7.1 Circular Causality Concept

The circular causality concept is the formal recognition that causal relationships in complex systems can be organized into closed loops in which every element is simultaneously a cause and an effect of others, so that the causal structure forms a circle rather than a linear chain. This concept distinguishes systems characterized by feedback—in which outputs influence inputs, and effects influence causes—from systems governed by purely linear causation, in which causes precede and produce effects without the effects feeding back to modify the causes. The circular causality concept provides the theoretical basis for understanding all feedback phenomena: homeostasis, learning, goal-directed behavior, and the dynamics of ecosystems, economies, and social systems.

The concept was articulated with mathematical precision in the context of cybernetics as the recognition that purposive behavior requires circular causal organization. A thermostat is purposive—it maintains a temperature goal—and it achieves this purposiveness through a circular causal structure: the temperature (effect) is sensed, compared to the set point, and the resulting error drives heating or cooling (cause), which changes the temperature (effect), which is again sensed. The circularity is what makes the system sensitive to its goal state: without the circular causal path from effect back to cause, the system could not know whether its outputs were achieving the desired condition and therefore could not regulate itself.

The conceptual distinction between linear and circular causality can be expressed in terms of the causal graph structure. In a directed acyclic graph (DAG) of linear causation, there are no cycles: following directed edges forward from any node, you can never return to that node. In circular causality, the causal graph contains directed cycles: there exists at least one path from a node through successive causal links back to itself. The fundamental property of these cycles is that they create mutual dependence: the value of each variable in the cycle depends on the values of all others, and none can be determined independently.

The steady-state behavior of a circularly causal system is determined by the fixed points of the system's dynamics: the states in which all variables simultaneously satisfy the circular causal relationships. For a linear system defined by circular causal equations, the steady state can be found algebraically by solving the simultaneous equations. For nonlinear systems, finding fixed points may require numerical methods. The stability of a fixed point—whether small perturbations from it decay or grow—determines whether the circular causal system settles into that state or moves away from it. Stable fixed points correspond to regulated equilibria that the system naturally maintains; unstable fixed points correspond to states that the system will avoid unless constrained to them by external forces.

The circular causality concept addresses a conceptual puzzle about the relationship between past and present causation. In strictly linear causation, causes always precede their effects, and the direction of time is aligned with the direction of causation. In circular causality operating at steady state, all elements of the loop are maintaining each other simultaneously—the temperature influences the thermostat, which influences the heater, which influences the temperature, all in an ongoing present tense of mutual maintenance. This is not retrocausation (effects preceding causes in time), because the individual causal relationships still operate with their natural time constants: there is always some delay around the loop. But the sustained, mutual, simultaneous character of the relationships at steady state means that attributing the "real" cause to any single element is misleading; the behavior is jointly constituted by the circular causal system as a whole.

The circular causality concept has been transformative for the life sciences. Before its recognition, biological regulation was often explained through vitalistic notions of life forces or mysterious self-organizing properties that defied mechanical explanation. Circular causality provided a purely mechanistic account of how living organisms could be purposive, self-regulating, and goal-directed without invoking any non-physical principles: these properties emerge from the circular causal organization of physical components, not from any special biological substance. The same causal structure that makes a thermostat maintain temperature makes a cell maintain its metabolite concentrations, and the same mathematical tools that analyze engineering feedback systems can be applied to the quantitative analysis of biological homeostasis.

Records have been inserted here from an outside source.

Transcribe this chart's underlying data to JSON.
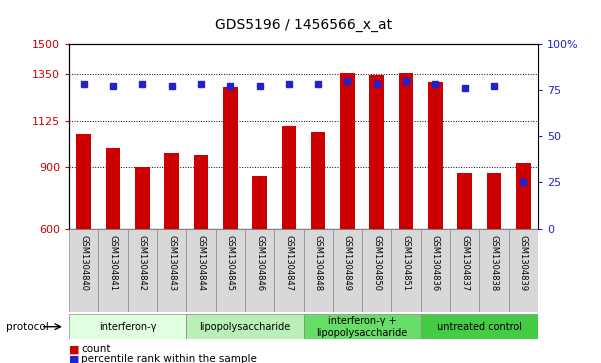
{
  "title": "GDS5196 / 1456566_x_at",
  "samples": [
    "GSM1304840",
    "GSM1304841",
    "GSM1304842",
    "GSM1304843",
    "GSM1304844",
    "GSM1304845",
    "GSM1304846",
    "GSM1304847",
    "GSM1304848",
    "GSM1304849",
    "GSM1304850",
    "GSM1304851",
    "GSM1304836",
    "GSM1304837",
    "GSM1304838",
    "GSM1304839"
  ],
  "counts": [
    1060,
    990,
    900,
    970,
    960,
    1290,
    855,
    1100,
    1070,
    1355,
    1345,
    1355,
    1315,
    870,
    870,
    920
  ],
  "percentiles": [
    78,
    77,
    78,
    77,
    78,
    77,
    77,
    78,
    78,
    80,
    78,
    80,
    78,
    76,
    77,
    25
  ],
  "bar_color": "#cc0000",
  "dot_color": "#2222cc",
  "ylim_left": [
    600,
    1500
  ],
  "ylim_right": [
    0,
    100
  ],
  "yticks_left": [
    600,
    900,
    1125,
    1350,
    1500
  ],
  "yticks_right": [
    0,
    25,
    50,
    75,
    100
  ],
  "groups": [
    {
      "label": "interferon-γ",
      "start": 0,
      "end": 4,
      "color": "#e0ffe0"
    },
    {
      "label": "lipopolysaccharide",
      "start": 4,
      "end": 8,
      "color": "#b8f0b8"
    },
    {
      "label": "interferon-γ +\nlipopolysaccharide",
      "start": 8,
      "end": 12,
      "color": "#66dd66"
    },
    {
      "label": "untreated control",
      "start": 12,
      "end": 16,
      "color": "#44cc44"
    }
  ],
  "protocol_label": "protocol",
  "legend_count_label": "count",
  "legend_pct_label": "percentile rank within the sample",
  "bg_color": "#ffffff",
  "bar_width": 0.5,
  "title_fontsize": 10,
  "tick_fontsize": 8,
  "sample_fontsize": 6,
  "group_fontsize": 7
}
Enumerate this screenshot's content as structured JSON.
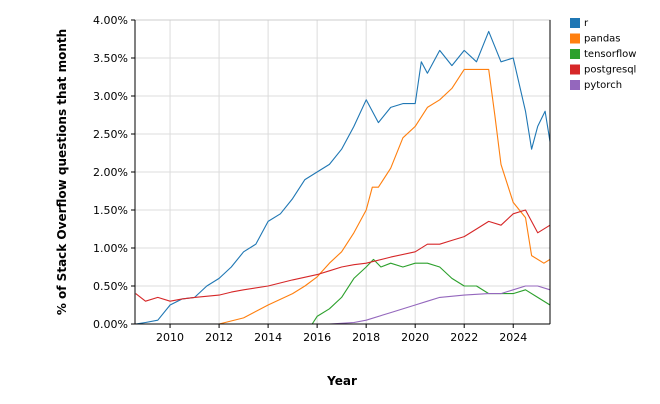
{
  "chart_data": {
    "type": "line",
    "title": "",
    "xlabel": "Year",
    "ylabel": "% of Stack Overflow questions that month",
    "xlim": [
      2008.57,
      2025.5
    ],
    "ylim": [
      0,
      4
    ],
    "grid": true,
    "legend_position": "top-right (outside)",
    "x_ticks": [
      "2010",
      "2012",
      "2014",
      "2016",
      "2018",
      "2020",
      "2022",
      "2024"
    ],
    "x_tick_values": [
      2010,
      2012,
      2014,
      2016,
      2018,
      2020,
      2022,
      2024
    ],
    "y_ticks": [
      "0.00%",
      "0.50%",
      "1.00%",
      "1.50%",
      "2.00%",
      "2.50%",
      "3.00%",
      "3.50%",
      "4.00%"
    ],
    "y_tick_values": [
      0,
      0.5,
      1,
      1.5,
      2,
      2.5,
      3,
      3.5,
      4
    ],
    "series": [
      {
        "name": "r",
        "color": "#1f77b4",
        "x": [
          2008.6,
          2009,
          2009.5,
          2010,
          2010.5,
          2011,
          2011.5,
          2012,
          2012.5,
          2013,
          2013.5,
          2014,
          2014.5,
          2015,
          2015.5,
          2016,
          2016.5,
          2017,
          2017.5,
          2018,
          2018.5,
          2019,
          2019.5,
          2020,
          2020.25,
          2020.5,
          2021,
          2021.5,
          2022,
          2022.5,
          2023,
          2023.5,
          2024,
          2024.5,
          2024.75,
          2025,
          2025.3,
          2025.5
        ],
        "y": [
          0.0,
          0.02,
          0.05,
          0.25,
          0.33,
          0.35,
          0.5,
          0.6,
          0.75,
          0.95,
          1.05,
          1.35,
          1.45,
          1.65,
          1.9,
          2.0,
          2.1,
          2.3,
          2.6,
          2.95,
          2.65,
          2.85,
          2.9,
          2.9,
          3.45,
          3.3,
          3.6,
          3.4,
          3.6,
          3.45,
          3.85,
          3.45,
          3.5,
          2.8,
          2.3,
          2.6,
          2.8,
          2.4
        ]
      },
      {
        "name": "pandas",
        "color": "#ff7f0e",
        "x": [
          2012,
          2013,
          2014,
          2015,
          2015.5,
          2016,
          2016.5,
          2017,
          2017.5,
          2018,
          2018.25,
          2018.5,
          2019,
          2019.5,
          2020,
          2020.5,
          2021,
          2021.5,
          2022,
          2022.5,
          2023,
          2023.25,
          2023.5,
          2024,
          2024.5,
          2024.75,
          2025.25,
          2025.5
        ],
        "y": [
          0,
          0.08,
          0.25,
          0.4,
          0.5,
          0.62,
          0.8,
          0.95,
          1.2,
          1.5,
          1.8,
          1.8,
          2.05,
          2.45,
          2.6,
          2.85,
          2.95,
          3.1,
          3.35,
          3.35,
          3.35,
          2.75,
          2.1,
          1.6,
          1.4,
          0.9,
          0.8,
          0.85
        ]
      },
      {
        "name": "tensorflow",
        "color": "#2ca02c",
        "x": [
          2015.8,
          2016,
          2016.5,
          2017,
          2017.5,
          2018,
          2018.3,
          2018.6,
          2019,
          2019.5,
          2020,
          2020.5,
          2021,
          2021.5,
          2022,
          2022.5,
          2023,
          2023.5,
          2024,
          2024.5,
          2025,
          2025.5
        ],
        "y": [
          0,
          0.1,
          0.2,
          0.35,
          0.6,
          0.75,
          0.85,
          0.75,
          0.8,
          0.75,
          0.8,
          0.8,
          0.75,
          0.6,
          0.5,
          0.5,
          0.4,
          0.4,
          0.4,
          0.45,
          0.35,
          0.25
        ]
      },
      {
        "name": "postgresql",
        "color": "#d62728",
        "x": [
          2008.6,
          2009,
          2009.5,
          2010,
          2010.5,
          2011,
          2012,
          2012.5,
          2013,
          2014,
          2015,
          2016,
          2016.5,
          2017,
          2017.5,
          2018,
          2019,
          2020,
          2020.5,
          2021,
          2021.5,
          2022,
          2022.5,
          2023,
          2023.5,
          2024,
          2024.5,
          2025,
          2025.5
        ],
        "y": [
          0.4,
          0.3,
          0.35,
          0.3,
          0.33,
          0.35,
          0.38,
          0.42,
          0.45,
          0.5,
          0.58,
          0.65,
          0.7,
          0.75,
          0.78,
          0.8,
          0.88,
          0.95,
          1.05,
          1.05,
          1.1,
          1.15,
          1.25,
          1.35,
          1.3,
          1.45,
          1.5,
          1.2,
          1.3
        ]
      },
      {
        "name": "pytorch",
        "color": "#9467bd",
        "x": [
          2016.5,
          2017.5,
          2018,
          2019,
          2020,
          2020.5,
          2021,
          2022,
          2023,
          2023.5,
          2024,
          2024.5,
          2025,
          2025.5
        ],
        "y": [
          0,
          0.02,
          0.05,
          0.15,
          0.25,
          0.3,
          0.35,
          0.38,
          0.4,
          0.4,
          0.45,
          0.5,
          0.5,
          0.45
        ]
      }
    ]
  }
}
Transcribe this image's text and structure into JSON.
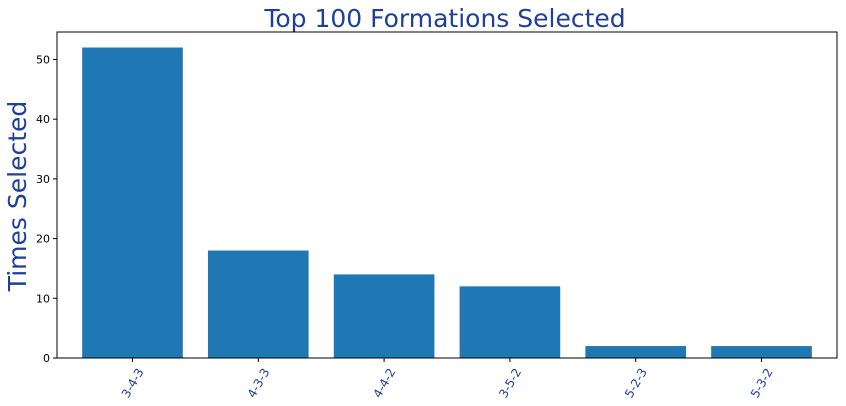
{
  "chart_data": {
    "type": "bar",
    "title": "Top 100 Formations Selected",
    "xlabel": "",
    "ylabel": "Times Selected",
    "categories": [
      "3-4-3",
      "4-3-3",
      "4-4-2",
      "3-5-2",
      "5-2-3",
      "5-3-2"
    ],
    "values": [
      52,
      18,
      14,
      12,
      2,
      2
    ],
    "ylim": [
      0,
      54.6
    ],
    "yticks": [
      0,
      10,
      20,
      30,
      40,
      50
    ],
    "grid": false,
    "legend": "none",
    "bar_color": "#1f77b4",
    "label_color": "#1f3f99",
    "x_tick_rotation": -60
  }
}
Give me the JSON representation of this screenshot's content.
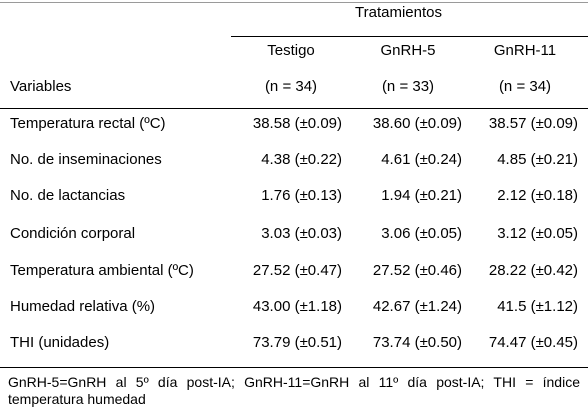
{
  "table": {
    "group_header": "Tratamientos",
    "row_header": "Variables",
    "columns": [
      {
        "name": "Testigo",
        "n": "(n = 34)"
      },
      {
        "name": "GnRH-5",
        "n": "(n = 33)"
      },
      {
        "name": "GnRH-11",
        "n": "(n = 34)"
      }
    ],
    "rows": [
      {
        "label": "Temperatura rectal (ºC)",
        "values": [
          "38.58 (±0.09)",
          "38.60 (±0.09)",
          "38.57 (±0.09)"
        ]
      },
      {
        "label": "No. de inseminaciones",
        "values": [
          "4.38 (±0.22)",
          "4.61 (±0.24)",
          "4.85 (±0.21)"
        ]
      },
      {
        "label": "No. de lactancias",
        "values": [
          "1.76 (±0.13)",
          "1.94 (±0.21)",
          "2.12 (±0.18)"
        ]
      },
      {
        "label": "Condición corporal",
        "values": [
          "3.03 (±0.03)",
          "3.06 (±0.05)",
          "3.12 (±0.05)"
        ]
      },
      {
        "label": "Temperatura ambiental (ºC)",
        "values": [
          "27.52 (±0.47)",
          "27.52 (±0.46)",
          "28.22 (±0.42)"
        ]
      },
      {
        "label": "Humedad relativa (%)",
        "values": [
          "43.00 (±1.18)",
          "42.67 (±1.24)",
          "41.5 (±1.12)"
        ]
      },
      {
        "label": "THI (unidades)",
        "values": [
          "73.79 (±0.51)",
          "73.74 (±0.50)",
          "74.47 (±0.45)"
        ]
      }
    ],
    "footnote": "GnRH-5=GnRH al 5º día post-IA; GnRH-11=GnRH al 11º día post-IA; THI = índice temperatura humedad"
  }
}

The concept also has significant implications for interventions in complex systems. When circular causality is present, intervening at one point in the causal loop changes the behavior of all other points through the loop dynamics. This means that the effect of an intervention cannot be predicted from the immediate causal relationship at the intervention point alone—it must be traced around the entire causal loop to assess how the circular dynamics will absorb, amplify, or transform the intervention. Policy interventions in social systems that ignore circular causality frequently produce unintended consequences: a price control that seems to directly fix a price triggers adjustments in supply and demand (the other elements in the circular causal system) that undermine the intended effect. Understanding the full circular causal structure is a prerequisite for designing interventions that achieve their intended effects in complex, feedback-laden systems.